The introduction of OCT has enhanced our understanding of the structural changes in the macula and optic nerve that occur in LHON patients. A recent study suggests that RNFL thickness at a given moment can help determine the stage of LHON [41]. Balduci et al. observed that, in the acute phase, OCT shows thinning of the peripapillary RNFL in the inferior and temporal quadrants, as well as thinning of the nasal macular GC-IPL, reflecting early involvement of the papillomacular bundle. Therefore, early ganglion cell loss may partially account for the absence of a significant association between visual acuity and GC-IPL thickness, as most patients already exhibit substantial ganglion cell loss in these regions before initiating idebenone treatment [42].

Regarding OCT measurement, our study highlighted a significant difference in pRNFL thickness between the initial evaluation and the 6-month follow-up, with the mean value decreasing from 100.83 µm ± 30.2 at baseline to 96.7 µm ± 24.8 at 6 months. A significant decrease in pRNFL was also observed at 6 and 12 months, which continued at 18 months. This is consistent with the findings of Miao et al., who reported that in the chronic stage, pRNFL thickness was significantly reduced compared to controls, suggesting severe damage to the function and structure of RGCs [43]. On the other hand, Wang et al. found that, in LHON patients with disease onset less than 3 months, average pRNFL thickness did not change significantly [44]. A study of seven LHON patients with recent onset found that RNFL thinning did not correlate with final visual acuities [45]. In our study, the average GCL thickness significantly decreased at 12 and 18 months compared to baseline. Between the 12-month evaluation and the 18-month evaluation, the difference was significant: from 60.56 µ ± 3.43, the average value significantly decreased to 59.56 µ ± 3.31 at 18 months.

This finding aligns with previous studies showing that, in addition to pRNFL thinning, the macular RGC layer is also significantly reduced in affected individuals [46,47]. Barboni et al. reported that RNFL thickening initially appears in the temporal and inferior quadrants. The late involvement of both superior and nasal quadrants suggests dynamic progression during the acute stage [48]. Therefore, GC-IPL thickness may serve as a more reliable marker than pRNFL thickness. Early detection of GC thinning alongside RNFL swelling on optical coherence tomography (OCT) could facilitate prompt diagnosis and timely intervention [49,50].

5. Conclusions

Studying rare diseases presents significant challenges. Clinical trials are usually difficult to conduct due to the low prevalence of these diseases in the general population.

Our paper demonstrates the benefit of idebenone treatment in improving visual acuity in patients with Leber hereditary optic neuropathy. In our study, treatment response was observed even in cases of severe visual impairment; however, early initiation of therapy was associated with a higher likelihood of response. The small sample size is a limitation, but it reflects the rarity of the disease. Identifying effective therapies for such patients remains crucial. A treatment duration of at least 18 months is needed to maximize the probability of clinically relevant benefit.

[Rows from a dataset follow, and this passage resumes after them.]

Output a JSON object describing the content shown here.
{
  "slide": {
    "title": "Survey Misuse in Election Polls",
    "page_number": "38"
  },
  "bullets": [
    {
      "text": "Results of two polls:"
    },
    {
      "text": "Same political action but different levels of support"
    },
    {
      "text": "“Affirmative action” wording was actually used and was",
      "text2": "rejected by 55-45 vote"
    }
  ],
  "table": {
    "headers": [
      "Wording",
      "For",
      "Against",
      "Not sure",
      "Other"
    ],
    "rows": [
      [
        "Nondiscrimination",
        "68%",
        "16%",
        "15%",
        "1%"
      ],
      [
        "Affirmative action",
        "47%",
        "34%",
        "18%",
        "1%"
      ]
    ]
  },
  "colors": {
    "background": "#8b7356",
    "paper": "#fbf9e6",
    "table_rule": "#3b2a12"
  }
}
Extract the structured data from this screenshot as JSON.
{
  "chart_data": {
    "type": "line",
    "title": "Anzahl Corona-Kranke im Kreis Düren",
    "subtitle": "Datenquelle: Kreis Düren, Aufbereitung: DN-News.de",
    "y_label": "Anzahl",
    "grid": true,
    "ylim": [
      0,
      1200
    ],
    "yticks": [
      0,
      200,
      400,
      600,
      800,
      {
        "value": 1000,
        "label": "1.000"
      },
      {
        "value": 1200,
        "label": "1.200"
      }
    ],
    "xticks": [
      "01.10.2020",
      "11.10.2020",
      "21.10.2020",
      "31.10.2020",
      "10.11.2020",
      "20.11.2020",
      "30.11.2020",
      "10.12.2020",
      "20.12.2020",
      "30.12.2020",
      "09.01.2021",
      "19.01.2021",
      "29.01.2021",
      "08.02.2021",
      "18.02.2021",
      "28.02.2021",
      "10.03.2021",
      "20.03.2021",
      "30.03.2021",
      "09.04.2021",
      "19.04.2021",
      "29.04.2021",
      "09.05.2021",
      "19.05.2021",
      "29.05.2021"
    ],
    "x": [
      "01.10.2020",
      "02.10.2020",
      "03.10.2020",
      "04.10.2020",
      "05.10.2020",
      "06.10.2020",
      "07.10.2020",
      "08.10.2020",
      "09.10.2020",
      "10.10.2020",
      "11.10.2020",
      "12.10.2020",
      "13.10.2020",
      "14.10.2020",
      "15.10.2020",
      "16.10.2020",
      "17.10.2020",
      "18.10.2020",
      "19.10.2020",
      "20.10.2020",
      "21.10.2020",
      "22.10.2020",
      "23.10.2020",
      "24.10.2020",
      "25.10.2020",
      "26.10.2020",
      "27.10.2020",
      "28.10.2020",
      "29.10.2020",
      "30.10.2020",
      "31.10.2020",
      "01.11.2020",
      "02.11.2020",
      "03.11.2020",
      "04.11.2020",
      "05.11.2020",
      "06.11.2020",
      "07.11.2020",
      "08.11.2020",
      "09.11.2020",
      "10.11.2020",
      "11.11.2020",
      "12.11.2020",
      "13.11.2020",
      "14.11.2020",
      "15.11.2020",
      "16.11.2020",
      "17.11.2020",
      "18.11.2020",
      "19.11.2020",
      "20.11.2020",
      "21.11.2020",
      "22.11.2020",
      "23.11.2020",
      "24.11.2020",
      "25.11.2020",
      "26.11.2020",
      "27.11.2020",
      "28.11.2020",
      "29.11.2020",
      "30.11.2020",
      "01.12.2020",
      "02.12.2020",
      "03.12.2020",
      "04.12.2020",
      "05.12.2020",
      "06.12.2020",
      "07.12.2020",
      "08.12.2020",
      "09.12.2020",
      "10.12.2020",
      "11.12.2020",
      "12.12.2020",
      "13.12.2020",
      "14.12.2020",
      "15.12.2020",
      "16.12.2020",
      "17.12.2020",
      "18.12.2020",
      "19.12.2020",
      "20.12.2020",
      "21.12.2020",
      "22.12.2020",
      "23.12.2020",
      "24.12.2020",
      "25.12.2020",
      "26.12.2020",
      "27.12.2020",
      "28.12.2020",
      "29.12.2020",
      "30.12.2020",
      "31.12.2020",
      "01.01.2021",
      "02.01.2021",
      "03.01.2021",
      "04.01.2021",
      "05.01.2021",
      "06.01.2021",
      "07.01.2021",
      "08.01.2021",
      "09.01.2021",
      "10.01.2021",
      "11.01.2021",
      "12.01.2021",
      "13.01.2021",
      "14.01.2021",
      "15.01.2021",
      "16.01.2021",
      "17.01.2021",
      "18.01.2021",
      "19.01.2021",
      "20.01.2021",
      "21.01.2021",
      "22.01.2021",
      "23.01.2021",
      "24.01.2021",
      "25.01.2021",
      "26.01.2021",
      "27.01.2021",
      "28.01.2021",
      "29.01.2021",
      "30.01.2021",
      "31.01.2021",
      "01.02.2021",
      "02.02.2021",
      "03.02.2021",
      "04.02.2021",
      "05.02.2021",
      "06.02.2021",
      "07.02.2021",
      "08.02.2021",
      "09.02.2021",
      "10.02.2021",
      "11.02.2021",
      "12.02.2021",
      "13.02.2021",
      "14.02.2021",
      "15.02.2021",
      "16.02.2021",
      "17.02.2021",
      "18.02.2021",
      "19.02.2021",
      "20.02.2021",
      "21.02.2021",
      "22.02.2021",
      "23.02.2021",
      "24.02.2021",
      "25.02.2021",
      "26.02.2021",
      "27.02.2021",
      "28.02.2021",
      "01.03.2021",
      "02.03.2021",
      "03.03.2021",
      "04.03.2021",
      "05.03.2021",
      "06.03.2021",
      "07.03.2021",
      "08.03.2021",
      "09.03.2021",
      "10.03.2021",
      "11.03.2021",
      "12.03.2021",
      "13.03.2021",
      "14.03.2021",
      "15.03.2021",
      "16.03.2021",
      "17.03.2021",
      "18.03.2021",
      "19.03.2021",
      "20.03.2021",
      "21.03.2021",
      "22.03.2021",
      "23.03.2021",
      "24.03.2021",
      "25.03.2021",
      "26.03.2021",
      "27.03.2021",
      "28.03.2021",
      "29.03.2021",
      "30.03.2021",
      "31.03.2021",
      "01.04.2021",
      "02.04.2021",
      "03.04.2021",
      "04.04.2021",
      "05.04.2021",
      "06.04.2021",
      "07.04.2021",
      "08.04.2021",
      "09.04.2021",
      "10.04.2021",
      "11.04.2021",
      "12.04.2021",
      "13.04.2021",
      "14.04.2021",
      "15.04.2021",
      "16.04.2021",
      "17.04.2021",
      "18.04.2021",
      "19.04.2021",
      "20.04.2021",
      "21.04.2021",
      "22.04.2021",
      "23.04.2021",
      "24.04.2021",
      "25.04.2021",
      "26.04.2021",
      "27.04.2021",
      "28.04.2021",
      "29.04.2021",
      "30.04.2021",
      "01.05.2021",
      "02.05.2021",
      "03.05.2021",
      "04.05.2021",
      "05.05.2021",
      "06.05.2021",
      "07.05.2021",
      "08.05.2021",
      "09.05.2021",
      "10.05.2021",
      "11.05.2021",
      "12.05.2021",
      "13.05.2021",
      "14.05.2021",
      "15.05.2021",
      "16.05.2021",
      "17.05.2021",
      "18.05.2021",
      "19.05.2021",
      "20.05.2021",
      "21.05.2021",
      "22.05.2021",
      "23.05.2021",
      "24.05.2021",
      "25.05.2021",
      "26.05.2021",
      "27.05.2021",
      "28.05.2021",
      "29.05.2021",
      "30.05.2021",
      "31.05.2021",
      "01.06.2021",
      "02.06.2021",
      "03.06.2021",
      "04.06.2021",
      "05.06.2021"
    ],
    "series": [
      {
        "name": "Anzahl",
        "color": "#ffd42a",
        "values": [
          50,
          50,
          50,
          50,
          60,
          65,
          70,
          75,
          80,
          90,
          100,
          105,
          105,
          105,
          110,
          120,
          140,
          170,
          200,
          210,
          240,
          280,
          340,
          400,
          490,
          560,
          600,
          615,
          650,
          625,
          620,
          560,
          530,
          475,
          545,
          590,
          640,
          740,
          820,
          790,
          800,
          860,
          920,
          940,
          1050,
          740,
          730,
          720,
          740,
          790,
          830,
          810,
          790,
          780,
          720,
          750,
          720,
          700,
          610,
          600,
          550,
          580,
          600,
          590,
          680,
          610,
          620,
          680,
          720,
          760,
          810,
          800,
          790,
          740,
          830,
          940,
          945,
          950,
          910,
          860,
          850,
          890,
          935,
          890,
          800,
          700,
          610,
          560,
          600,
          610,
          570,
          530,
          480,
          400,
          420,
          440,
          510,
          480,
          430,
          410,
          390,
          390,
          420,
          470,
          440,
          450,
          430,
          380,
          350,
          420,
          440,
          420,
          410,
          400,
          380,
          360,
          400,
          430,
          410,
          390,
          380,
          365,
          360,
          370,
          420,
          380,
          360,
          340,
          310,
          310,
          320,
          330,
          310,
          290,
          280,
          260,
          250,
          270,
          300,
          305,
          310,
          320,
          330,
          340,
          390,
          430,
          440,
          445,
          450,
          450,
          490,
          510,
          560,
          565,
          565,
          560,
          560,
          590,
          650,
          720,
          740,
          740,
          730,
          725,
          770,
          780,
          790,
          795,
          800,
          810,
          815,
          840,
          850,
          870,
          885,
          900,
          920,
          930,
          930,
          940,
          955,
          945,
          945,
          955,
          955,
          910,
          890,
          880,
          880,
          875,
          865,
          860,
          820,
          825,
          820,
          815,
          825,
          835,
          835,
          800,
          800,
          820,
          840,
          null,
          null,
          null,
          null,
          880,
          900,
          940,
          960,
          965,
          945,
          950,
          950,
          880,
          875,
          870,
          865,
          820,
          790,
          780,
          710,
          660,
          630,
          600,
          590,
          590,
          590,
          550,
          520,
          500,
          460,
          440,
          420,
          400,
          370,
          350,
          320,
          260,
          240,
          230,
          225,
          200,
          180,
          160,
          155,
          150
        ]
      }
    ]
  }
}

We highlighted the importance of long-term treatment, emphasizing that extended administration is key to achieving favorable outcomes. The safety results that we observed were consistent with the known safety profile of idebenone.

Several important questions remain and warrant further clinical investigation: the optimal duration of treatment, the maximum therapeutic window from symptom onset, the identification of biomarkers predictive of treatment response, and the potential role of idebenone prophylaxis in asymptomatic mutation carriers.

LHON is a complex condition that demands ongoing research to develop effective therapies aimed at minimizing significant vision loss.